5) The coupling between the lumped parameter and CFD models should be explained better.

a) The governing equations for the lumped parameter model involve the equivalent of Kirchoff’s current and voltage laws. Some description of the form of these equations should be given.

b)  It is said that the right ventricle (RV – this acronym should be expanded in line 234) powers the circuit using a time varying elastance. An input pressure is also needed. What form does this take?

c) It is stated that the BCs are of Neumann type (line 293). Aren’t the pressures and flowrates determined by the lumped parameter model specified at the CFD domain boundaries? These would be Dirichlet conditions. What conditions are imposed at the venous end of the lumped parameter model?

d) Line 296 states the CFD outputs are used to compute flow resistances as inputs to the lumped parameter model. It is not clear how this works. If the resistances are not constant their flow dependence should be specified. Do the flow and pressure from the CFD not link to the lumped parameter model? Why?

e ) The arrows in Fig 10 seem to point the wrong way: the output of the LPM are BCs that feed into the CFD model.

f) A higher quality image is needed for Fig 7 – elements of the model are not clear

6) An equation for the Carreau-Yasuda model should be given and the units specified in Table 3. The table caption should be corrected.

7) The section on the calibration and error estimation of the imaging setup could be moved to an Appendix to reduce the length of the paper. Similarly Tables 13 and 14 can be omitted.

8) Has any validation of the Kalman filtering technique for particle  been carried out?

9) What is the density of the glycerin – water mixture and the density of the roe used in the in vitro studies? It is important to ensure neutral buoyance to replicate the massless particles of the CFD simulations.

10) Figure 24 is confusing. Particle residence time is the time duration from the instant the particle enters the domain to the instant it exits. It does not make sense to define a residence time while the particle is still traversing the domain.

11) Is Fig 26 showing sequential positions of tracked particles? The labels are not clear.

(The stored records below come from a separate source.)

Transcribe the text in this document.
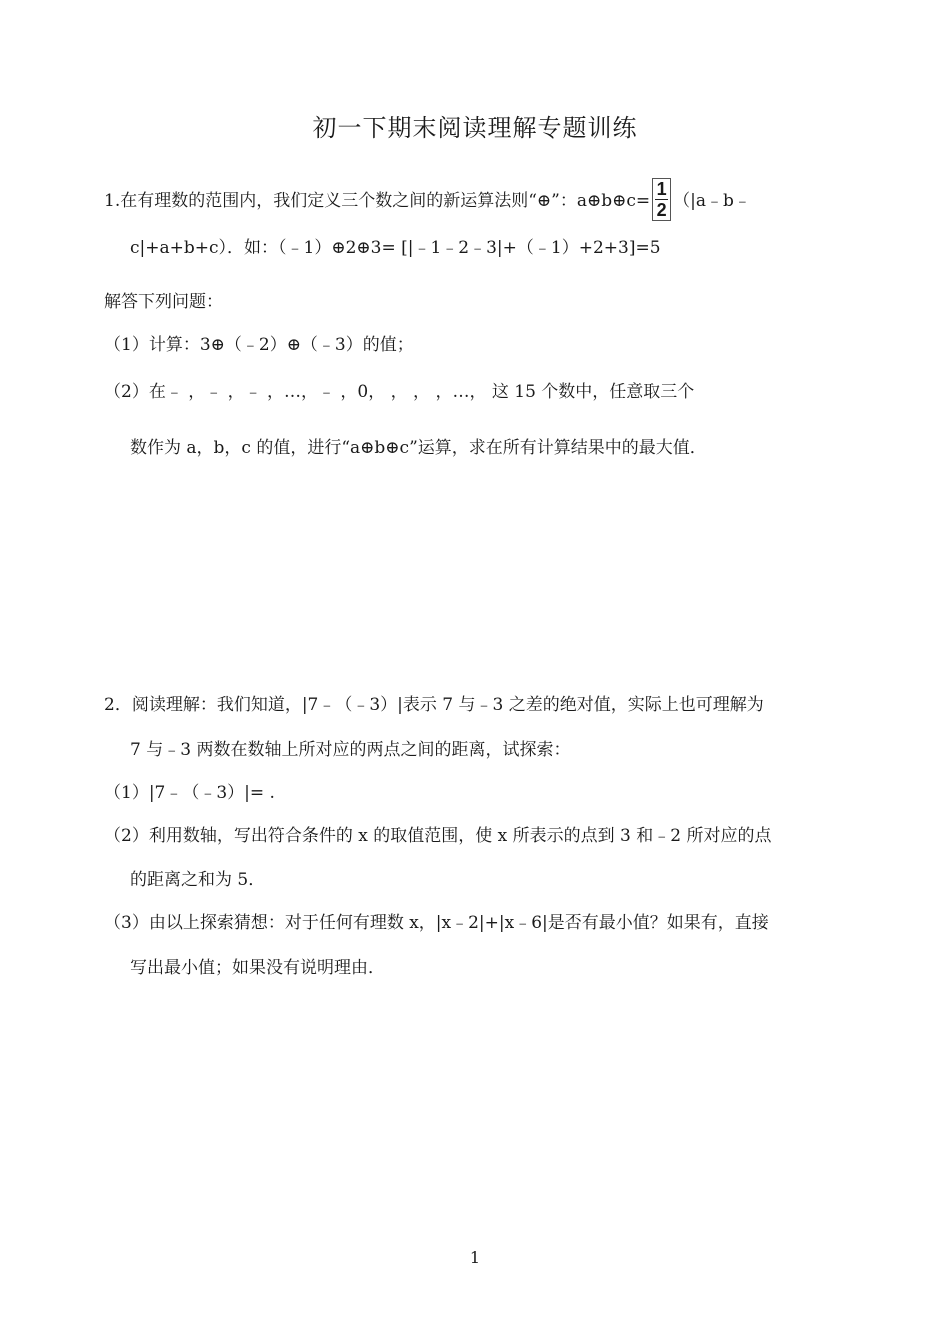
初一下期末阅读理解专题训练
1.在有理数的范围内，我们定义三个数之间的新运算法则“⊕”：a⊕b⊕c= $\frac{1}{2}$ （|a﹣b﹣
c|+a+b+c）．如：（﹣1）⊕2⊕3= [|﹣1﹣2﹣3|+（﹣1）+2+3]=5
解答下列问题：
（1）计算：3⊕（﹣2）⊕（﹣3）的值；
（2）在﹣ ，﹣ ，﹣ ，…，﹣ ，0， ， ， ，…， 这 15 个数中，任意取三个
数作为 a，b，c 的值，进行“a⊕b⊕c”运算，求在所有计算结果中的最大值．
2．阅读理解：我们知道，|7﹣（﹣3）|表示 7 与﹣3 之差的绝对值，实际上也可理解为
7 与﹣3 两数在数轴上所对应的两点之间的距离，试探索：
（1）|7﹣（﹣3）|= .
（2）利用数轴，写出符合条件的 x 的取值范围，使 x 所表示的点到 3 和﹣2 所对应的点
的距离之和为 5．
（3）由以上探索猜想：对于任何有理数 x，|x﹣2|+|x﹣6|是否有最小值？如果有，直接
写出最小值；如果没有说明理由．
1
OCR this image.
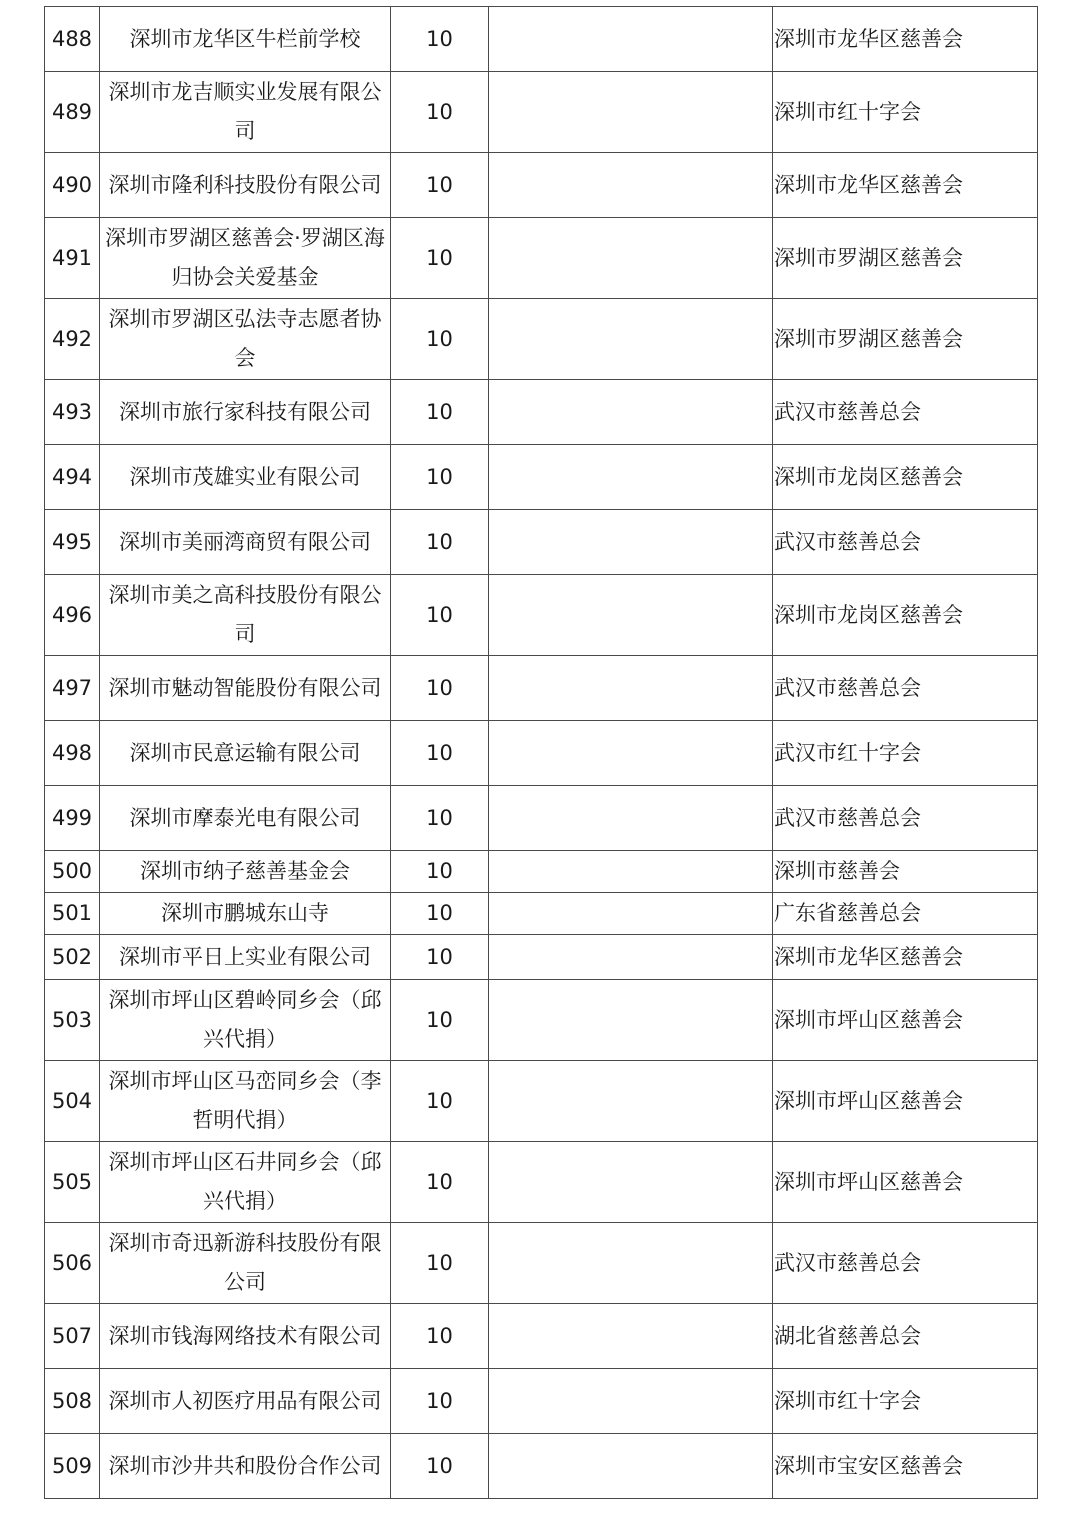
488	深圳市龙华区牛栏前学校	10		深圳市龙华区慈善会
489	深圳市龙吉顺实业发展有限公司	10		深圳市红十字会
490	深圳市隆利科技股份有限公司	10		深圳市龙华区慈善会
491	深圳市罗湖区慈善会·罗湖区海归协会关爱基金	10		深圳市罗湖区慈善会
492	深圳市罗湖区弘法寺志愿者协会	10		深圳市罗湖区慈善会
493	深圳市旅行家科技有限公司	10		武汉市慈善总会
494	深圳市茂雄实业有限公司	10		深圳市龙岗区慈善会
495	深圳市美丽湾商贸有限公司	10		武汉市慈善总会
496	深圳市美之高科技股份有限公司	10		深圳市龙岗区慈善会
497	深圳市魅动智能股份有限公司	10		武汉市慈善总会
498	深圳市民意运输有限公司	10		武汉市红十字会
499	深圳市摩泰光电有限公司	10		武汉市慈善总会
500	深圳市纳子慈善基金会	10		深圳市慈善会
501	深圳市鹏城东山寺	10		广东省慈善总会
502	深圳市平日上实业有限公司	10		深圳市龙华区慈善会
503	深圳市坪山区碧岭同乡会（邱兴代捐）	10		深圳市坪山区慈善会
504	深圳市坪山区马峦同乡会（李哲明代捐）	10		深圳市坪山区慈善会
505	深圳市坪山区石井同乡会（邱兴代捐）	10		深圳市坪山区慈善会
506	深圳市奇迅新游科技股份有限公司	10		武汉市慈善总会
507	深圳市钱海网络技术有限公司	10		湖北省慈善总会
508	深圳市人初医疗用品有限公司	10		深圳市红十字会
509	深圳市沙井共和股份合作公司	10		深圳市宝安区慈善会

12) For Figure 1 expand the acronyms in the figure caption. This will make it easier for a reader to understand the figure without having to search the text for the expansions. In Fig 3 label DAA. Table 12 is probably for patient 2 and not patient 1.

Comments for author File: Comments.pdf

Author Response

Thank you for your valuable time, please see the attachment.

Author Response File: Author Response.pdf

Round 2

Reviewer 3 Report

The authors have addressed the issues raised in the review. I recommend that the paper be accepted.